Abbas urges ceasefire

President Mahmoud Abbas, a moderate, urged an immediate ceasefire to stop Israel’s offensive in Lebanon. “The new Israeli crime requires an immediate ceasefire, to preserve the lives of innocent civilians,” Abbas was quoted as saying by the official WAFA news agency.

Prime Minister and Hamas leader Ismail Haniyeh said neither Palestinians nor Lebanese would bow to “open war.” About 400,000 Palestinian refugees live in Lebanon after fleeing or being driven from homes in what is now Israel during the 1948 war at the founding of the state.

In the West Bank city of Bethlehem, Palestinians burned Israeli flags.
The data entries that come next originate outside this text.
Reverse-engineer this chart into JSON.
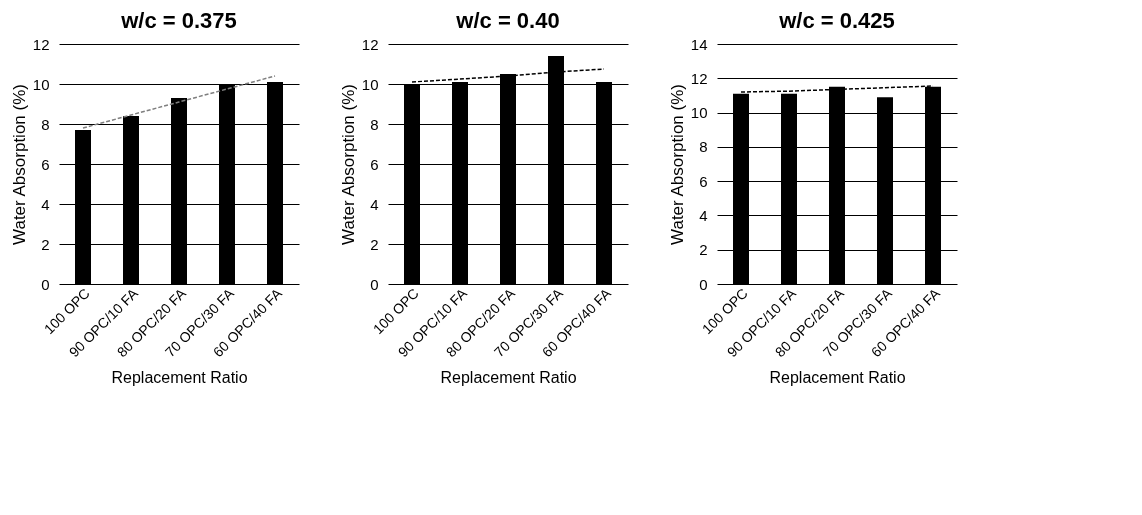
{
  "chart_data": [
    {
      "type": "bar",
      "title": "w/c = 0.375",
      "xlabel": "Replacement Ratio",
      "ylabel": "Water Absorption (%)",
      "categories": [
        "100 OPC",
        "90 OPC/10 FA",
        "80 OPC/20 FA",
        "70 OPC/30 FA",
        "60 OPC/40 FA"
      ],
      "ylim": [
        0,
        12
      ],
      "yticks": [
        0,
        2,
        4,
        6,
        8,
        10,
        12
      ],
      "grid": "y",
      "series": [
        {
          "color": "#000000",
          "values": [
            7.7,
            8.4,
            9.3,
            10.0,
            10.1
          ]
        },
        {
          "type": "line",
          "color": "#7f7f7f",
          "line_style": "dashed",
          "values": [
            7.8,
            8.45,
            9.1,
            9.75,
            10.4
          ]
        }
      ]
    },
    {
      "type": "bar",
      "title": "w/c = 0.40",
      "xlabel": "Replacement Ratio",
      "ylabel": "Water Absorption (%)",
      "categories": [
        "100 OPC",
        "90 OPC/10 FA",
        "80 OPC/20 FA",
        "70 OPC/30 FA",
        "60 OPC/40 FA"
      ],
      "ylim": [
        0,
        12
      ],
      "yticks": [
        0,
        2,
        4,
        6,
        8,
        10,
        12
      ],
      "grid": "y",
      "series": [
        {
          "color": "#000000",
          "values": [
            10.0,
            10.1,
            10.5,
            11.4,
            10.1
          ]
        },
        {
          "type": "line",
          "color": "#000000",
          "line_style": "dashed",
          "values": [
            10.1,
            10.25,
            10.4,
            10.6,
            10.75
          ]
        }
      ]
    },
    {
      "type": "bar",
      "title": "w/c = 0.425",
      "xlabel": "Replacement Ratio",
      "ylabel": "Water Absorption (%)",
      "categories": [
        "100 OPC",
        "90 OPC/10 FA",
        "80 OPC/20 FA",
        "70 OPC/30 FA",
        "60 OPC/40 FA"
      ],
      "ylim": [
        0,
        14
      ],
      "yticks": [
        0,
        2,
        4,
        6,
        8,
        10,
        12,
        14
      ],
      "grid": "y",
      "series": [
        {
          "color": "#000000",
          "values": [
            11.1,
            11.1,
            11.5,
            10.9,
            11.5
          ]
        },
        {
          "type": "line",
          "color": "#000000",
          "line_style": "dashed",
          "values": [
            11.2,
            11.25,
            11.35,
            11.45,
            11.55
          ]
        }
      ]
    }
  ]
}
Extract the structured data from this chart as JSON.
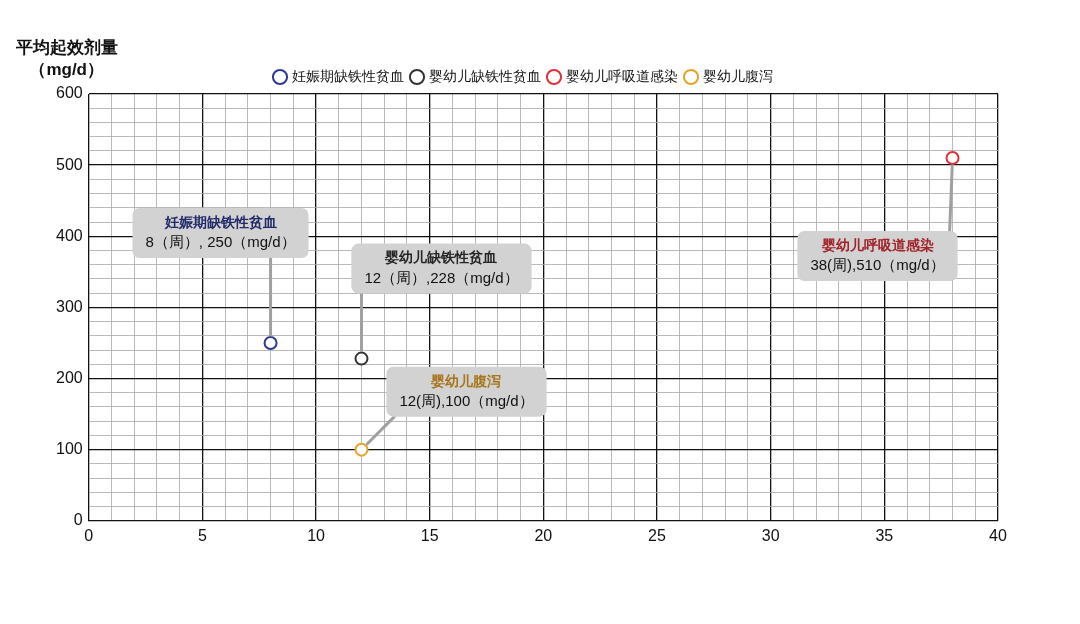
{
  "chart_data": {
    "type": "scatter",
    "ylabel": "平均起效剂量（mg/d）",
    "series": [
      {
        "name": "妊娠期缺铁性贫血",
        "color": "#2e3a91",
        "x": [
          8
        ],
        "values": [
          250
        ]
      },
      {
        "name": "婴幼儿缺铁性贫血",
        "color": "#333333",
        "x": [
          12
        ],
        "values": [
          228
        ]
      },
      {
        "name": "婴幼儿呼吸道感染",
        "color": "#e0303a",
        "x": [
          38
        ],
        "values": [
          510
        ]
      },
      {
        "name": "婴幼儿腹泻",
        "color": "#e8a226",
        "x": [
          12
        ],
        "values": [
          100
        ]
      }
    ],
    "xlim": [
      0,
      40
    ],
    "xticks": [
      0,
      {
        "value": 1,
        "label": null
      },
      {
        "value": 2,
        "label": null
      },
      {
        "value": 3,
        "label": null
      },
      {
        "value": 4,
        "label": null
      },
      5,
      {
        "value": 6,
        "label": null
      },
      {
        "value": 7,
        "label": null
      },
      {
        "value": 8,
        "label": null
      },
      {
        "value": 9,
        "label": null
      },
      10,
      {
        "value": 11,
        "label": null
      },
      {
        "value": 12,
        "label": null
      },
      {
        "value": 13,
        "label": null
      },
      {
        "value": 14,
        "label": null
      },
      15,
      {
        "value": 16,
        "label": null
      },
      {
        "value": 17,
        "label": null
      },
      {
        "value": 18,
        "label": null
      },
      {
        "value": 19,
        "label": null
      },
      20,
      {
        "value": 21,
        "label": null
      },
      {
        "value": 22,
        "label": null
      },
      {
        "value": 23,
        "label": null
      },
      {
        "value": 24,
        "label": null
      },
      25,
      {
        "value": 26,
        "label": null
      },
      {
        "value": 27,
        "label": null
      },
      {
        "value": 28,
        "label": null
      },
      {
        "value": 29,
        "label": null
      },
      30,
      {
        "value": 31,
        "label": null
      },
      {
        "value": 32,
        "label": null
      },
      {
        "value": 33,
        "label": null
      },
      {
        "value": 34,
        "label": null
      },
      35,
      {
        "value": 36,
        "label": null
      },
      {
        "value": 37,
        "label": null
      },
      {
        "value": 38,
        "label": null
      },
      {
        "value": 39,
        "label": null
      },
      40
    ],
    "ylim": [
      0,
      600
    ],
    "yticks": [
      0,
      {
        "value": 20,
        "label": null
      },
      {
        "value": 40,
        "label": null
      },
      {
        "value": 60,
        "label": null
      },
      {
        "value": 80,
        "label": null
      },
      100,
      {
        "value": 120,
        "label": null
      },
      {
        "value": 140,
        "label": null
      },
      {
        "value": 160,
        "label": null
      },
      {
        "value": 180,
        "label": null
      },
      200,
      {
        "value": 220,
        "label": null
      },
      {
        "value": 240,
        "label": null
      },
      {
        "value": 260,
        "label": null
      },
      {
        "value": 280,
        "label": null
      },
      300,
      {
        "value": 320,
        "label": null
      },
      {
        "value": 340,
        "label": null
      },
      {
        "value": 360,
        "label": null
      },
      {
        "value": 380,
        "label": null
      },
      400,
      {
        "value": 420,
        "label": null
      },
      {
        "value": 440,
        "label": null
      },
      {
        "value": 460,
        "label": null
      },
      {
        "value": 480,
        "label": null
      },
      500,
      {
        "value": 520,
        "label": null
      },
      {
        "value": 540,
        "label": null
      },
      {
        "value": 560,
        "label": null
      },
      {
        "value": 580,
        "label": null
      },
      600
    ],
    "grid": true,
    "legend": "top",
    "marker": "circle",
    "annotations": [
      {
        "text": "妊娠期缺铁性贫血\n8（周）, 250（mg/d）",
        "x": 8,
        "y": 250
      },
      {
        "text": "婴幼儿缺铁性贫血\n12（周）,228（mg/d）",
        "x": 12,
        "y": 228
      },
      {
        "text": "婴幼儿腹泻\n12(周),100（mg/d）",
        "x": 12,
        "y": 100
      },
      {
        "text": "婴幼儿呼吸道感染\n38(周),510（mg/d）",
        "x": 38,
        "y": 510
      }
    ]
  }
}
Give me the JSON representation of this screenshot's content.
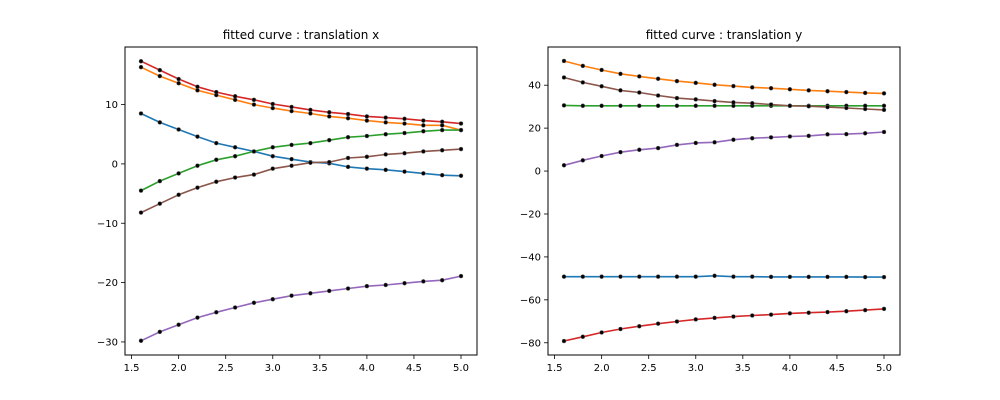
{
  "chart_data": [
    {
      "type": "line",
      "title": "fitted curve : translation x",
      "xlim": [
        1.43,
        5.17
      ],
      "ylim": [
        -32.2,
        19.7
      ],
      "xticks": [
        1.5,
        2.0,
        2.5,
        3.0,
        3.5,
        4.0,
        4.5,
        5.0
      ],
      "xtick_labels": [
        "1.5",
        "2.0",
        "2.5",
        "3.0",
        "3.5",
        "4.0",
        "4.5",
        "5.0"
      ],
      "yticks": [
        -30,
        -20,
        -10,
        0,
        10
      ],
      "ytick_labels": [
        "−30",
        "−20",
        "−10",
        "0",
        "10"
      ],
      "grid": false,
      "x": [
        1.6,
        1.8,
        2.0,
        2.2,
        2.4,
        2.6,
        2.8,
        3.0,
        3.2,
        3.4,
        3.6,
        3.8,
        4.0,
        4.2,
        4.4,
        4.6,
        4.8,
        5.0
      ],
      "series": [
        {
          "color": "#1f77b4",
          "values": [
            8.5,
            7.0,
            5.8,
            4.6,
            3.5,
            2.8,
            2.1,
            1.3,
            0.8,
            0.3,
            0.1,
            -0.5,
            -0.8,
            -1.0,
            -1.3,
            -1.6,
            -1.9,
            -2.0
          ]
        },
        {
          "color": "#ff7f0e",
          "values": [
            16.3,
            14.8,
            13.6,
            12.4,
            11.6,
            10.8,
            10.0,
            9.4,
            8.9,
            8.5,
            8.0,
            7.7,
            7.3,
            7.0,
            6.8,
            6.5,
            6.5,
            5.7
          ]
        },
        {
          "color": "#2ca02c",
          "values": [
            -4.5,
            -2.9,
            -1.6,
            -0.3,
            0.7,
            1.3,
            2.1,
            2.8,
            3.2,
            3.5,
            4.0,
            4.5,
            4.7,
            5.0,
            5.2,
            5.5,
            5.7,
            5.7
          ]
        },
        {
          "color": "#d62728",
          "values": [
            17.3,
            15.8,
            14.3,
            13.0,
            12.1,
            11.4,
            10.8,
            10.1,
            9.6,
            9.1,
            8.7,
            8.4,
            8.0,
            7.8,
            7.6,
            7.3,
            7.1,
            6.8
          ]
        },
        {
          "color": "#9467bd",
          "values": [
            -29.8,
            -28.3,
            -27.1,
            -25.9,
            -25.0,
            -24.2,
            -23.4,
            -22.8,
            -22.2,
            -21.8,
            -21.4,
            -21.0,
            -20.6,
            -20.4,
            -20.1,
            -19.8,
            -19.6,
            -18.9
          ]
        },
        {
          "color": "#8c564b",
          "values": [
            -8.2,
            -6.7,
            -5.2,
            -4.0,
            -3.0,
            -2.3,
            -1.8,
            -0.8,
            -0.3,
            0.2,
            0.3,
            1.0,
            1.2,
            1.6,
            1.8,
            2.1,
            2.3,
            2.5
          ]
        }
      ]
    },
    {
      "type": "line",
      "title": "fitted curve : translation y",
      "xlim": [
        1.43,
        5.17
      ],
      "ylim": [
        -85.7,
        57.8
      ],
      "xticks": [
        1.5,
        2.0,
        2.5,
        3.0,
        3.5,
        4.0,
        4.5,
        5.0
      ],
      "xtick_labels": [
        "1.5",
        "2.0",
        "2.5",
        "3.0",
        "3.5",
        "4.0",
        "4.5",
        "5.0"
      ],
      "yticks": [
        -80,
        -60,
        -40,
        -20,
        0,
        20,
        40
      ],
      "ytick_labels": [
        "−80",
        "−60",
        "−40",
        "−20",
        "0",
        "20",
        "40"
      ],
      "grid": false,
      "x": [
        1.6,
        1.8,
        2.0,
        2.2,
        2.4,
        2.6,
        2.8,
        3.0,
        3.2,
        3.4,
        3.6,
        3.8,
        4.0,
        4.2,
        4.4,
        4.6,
        4.8,
        5.0
      ],
      "series": [
        {
          "color": "#1f77b4",
          "values": [
            -49.2,
            -49.2,
            -49.2,
            -49.2,
            -49.2,
            -49.2,
            -49.2,
            -49.2,
            -48.8,
            -49.2,
            -49.2,
            -49.3,
            -49.3,
            -49.3,
            -49.3,
            -49.3,
            -49.4,
            -49.4
          ]
        },
        {
          "color": "#ff7f0e",
          "values": [
            51.3,
            49.0,
            47.1,
            45.3,
            44.1,
            43.0,
            41.9,
            41.1,
            40.2,
            39.6,
            39.0,
            38.6,
            38.1,
            37.6,
            37.2,
            36.8,
            36.4,
            36.2
          ]
        },
        {
          "color": "#2ca02c",
          "values": [
            30.6,
            30.4,
            30.4,
            30.4,
            30.4,
            30.4,
            30.4,
            30.4,
            30.4,
            30.4,
            30.4,
            30.4,
            30.4,
            30.4,
            30.4,
            30.4,
            30.4,
            30.4
          ]
        },
        {
          "color": "#d62728",
          "values": [
            -79.2,
            -77.2,
            -75.2,
            -73.6,
            -72.3,
            -71.1,
            -70.1,
            -69.1,
            -68.4,
            -67.8,
            -67.3,
            -66.9,
            -66.3,
            -66.0,
            -65.7,
            -65.3,
            -64.8,
            -64.2
          ]
        },
        {
          "color": "#9467bd",
          "values": [
            2.7,
            5.0,
            7.0,
            8.8,
            9.9,
            10.7,
            12.2,
            13.1,
            13.4,
            14.6,
            15.3,
            15.7,
            16.1,
            16.4,
            17.1,
            17.2,
            17.6,
            18.2
          ]
        },
        {
          "color": "#8c564b",
          "values": [
            43.6,
            41.3,
            39.5,
            37.6,
            36.6,
            35.2,
            34.0,
            33.4,
            32.6,
            32.0,
            31.6,
            31.0,
            30.4,
            30.2,
            29.8,
            29.4,
            28.9,
            28.5
          ]
        }
      ]
    }
  ]
}
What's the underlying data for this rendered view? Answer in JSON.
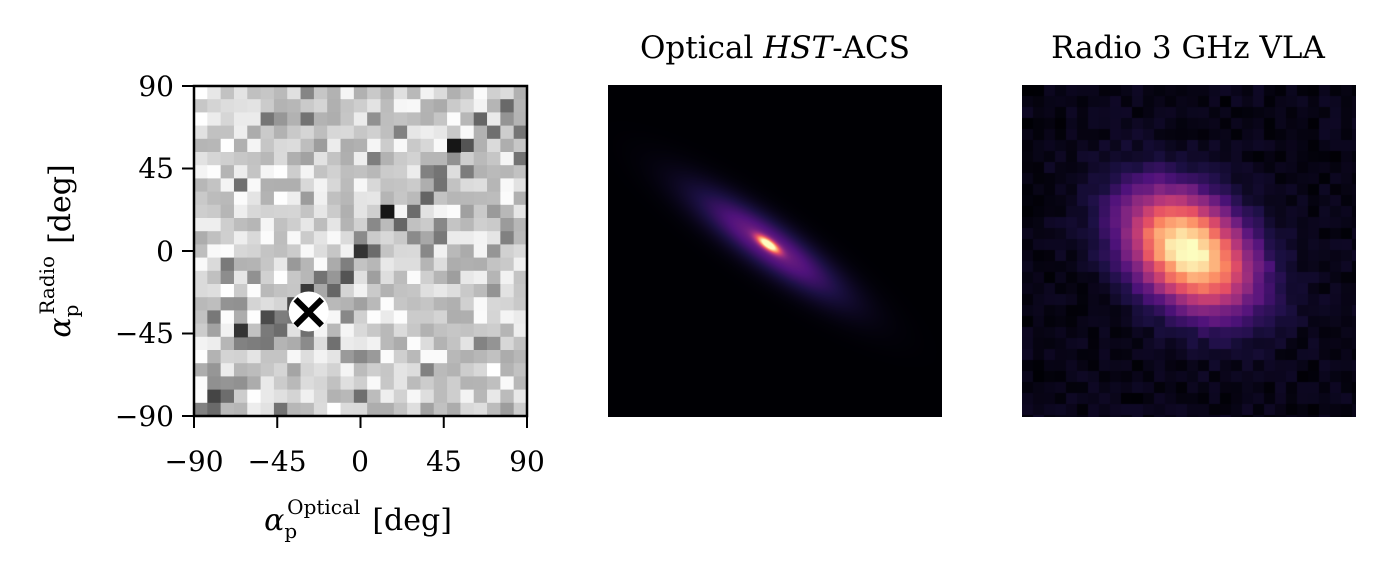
{
  "chart_data": [
    {
      "type": "heatmap",
      "xlabel_symbol": "α",
      "xlabel_sub": "p",
      "xlabel_sup": "Optical",
      "xlabel_unit": "[deg]",
      "ylabel_symbol": "α",
      "ylabel_sub": "p",
      "ylabel_sup": "Radio",
      "ylabel_unit": "[deg]",
      "xlim": [
        -90,
        90
      ],
      "ylim": [
        -90,
        90
      ],
      "x_ticks": [
        -90,
        -45,
        0,
        45,
        90
      ],
      "x_tick_labels": [
        "−90",
        "−45",
        "0",
        "45",
        "90"
      ],
      "y_ticks": [
        90,
        45,
        0,
        -45,
        -90
      ],
      "y_tick_labels": [
        "90",
        "45",
        "0",
        "−45",
        "−90"
      ],
      "marker": {
        "symbol": "×",
        "x": -28,
        "y": -33
      },
      "colormap": "Greys",
      "grid": false
    },
    {
      "type": "image",
      "title_prefix": "Optical ",
      "title_italic": "HST",
      "title_suffix": "-ACS",
      "colormap": "magma",
      "source": {
        "peak_x_frac": 0.48,
        "peak_y_frac": 0.48,
        "angle_deg": -35,
        "compact": true
      }
    },
    {
      "type": "image",
      "title": "Radio 3 GHz VLA",
      "colormap": "magma",
      "source": {
        "peak_x_frac": 0.5,
        "peak_y_frac": 0.5,
        "angle_deg": -40,
        "compact": false
      }
    }
  ]
}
In Tulkarem, some 2,000 demonstrators marched to chants of: “Hizbollah are our heroes … Bomb Tel Aviv.” In Gaza, painters daubed murals of Israeli missiles falling on Lebanon and the Gaza Strip alike.

There were also signs of growing anger among the Arabs who make up nearly a fifth of Israel’s population, many of them living in northern areas that have come under the heaviest Hizbollah rocket fire.

“Israel is playing with fire and we are all getting burned, said Abu Mohammad, a 47-year-old shopkeeper in Haifa. “All we want is to live in peace, on both sides.” At least 542 people have been killed in the war in Lebanon since Hizbollah captured two soldiers on July 12. Fifty-one Israelis have also died.

A month-old offensive in Gaza to recover another captured soldier and end cross-border rocket fire has left 150 Palestinians dead, about half of them fighters.